Many Republicans say Mr. Obama is deporting too few illegal immigrants. Robert Goodlatte, the chairman of the House Judiciary Committee, said the figures published last week, showing a 10 percent decrease from 2012, were “just more evidence that the Obama administration refuses to enforce our immigration laws.”
Administration officials said removal numbers were determined by a requirement, included by Congress in the immigration agency’s appropriations, to fill a daily average of about 34,000 beds in detention facilities. The mandate, which is closely monitored by oversight committees, amounts to about 400,000 removals a year.
“We are fulfilling the mandate,” John Sandweg, the acting director of Immigration and Customs Enforcement, said in an interview. “We want to fill the beds with the right people, that is, public safety and national security threats and individuals we are required by law to detain.”
But he noted that agents were encountering many immigrants who fit those priorities but also had family connections that could make them eligible to stay by prosecutorial discretion.
“Many of these cases are very complex and not cut-and-dry,” Mr. Sandweg said.

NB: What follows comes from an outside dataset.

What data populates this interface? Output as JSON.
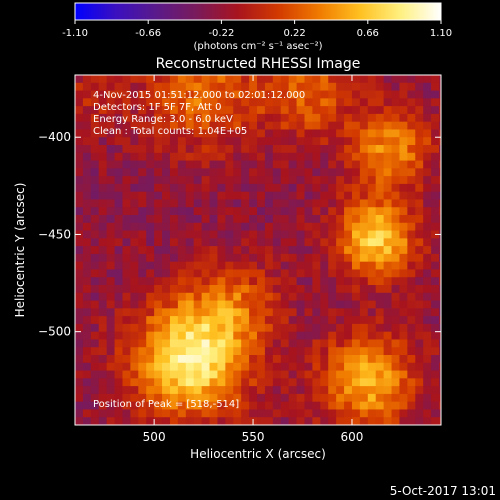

In New Orleans, administration officials said, the immigration agency halted some operations after the protest. They had been part of an anti-gang campaign with the local police. But random stops of Latinos were not consistent with the agency’s guidelines, the officials said.
Saket Soni, the executive director of the New Orleans Workers’ Center for Racial Justice, said deportations had picked up again in recent days.
“If Congress doesn’t act, another 400,000 people will be deported,” said Mr. Soni, whose group helped organize the protest. “This suffering has to stop.”
Advocates argue that Mr. Obama could expand reprieves he gave to young undocumented immigrants last year. But White House officials say the only solution is for Congress to pass a path to citizenship. Cecilia Muñoz, the director of the Domestic Policy Council, said in an interview that Mr. Obama did not have the legal authority for a wholesale curb on deportations.
“There are not sufficient tools in his toolbox to address the heart of this problem,” she said.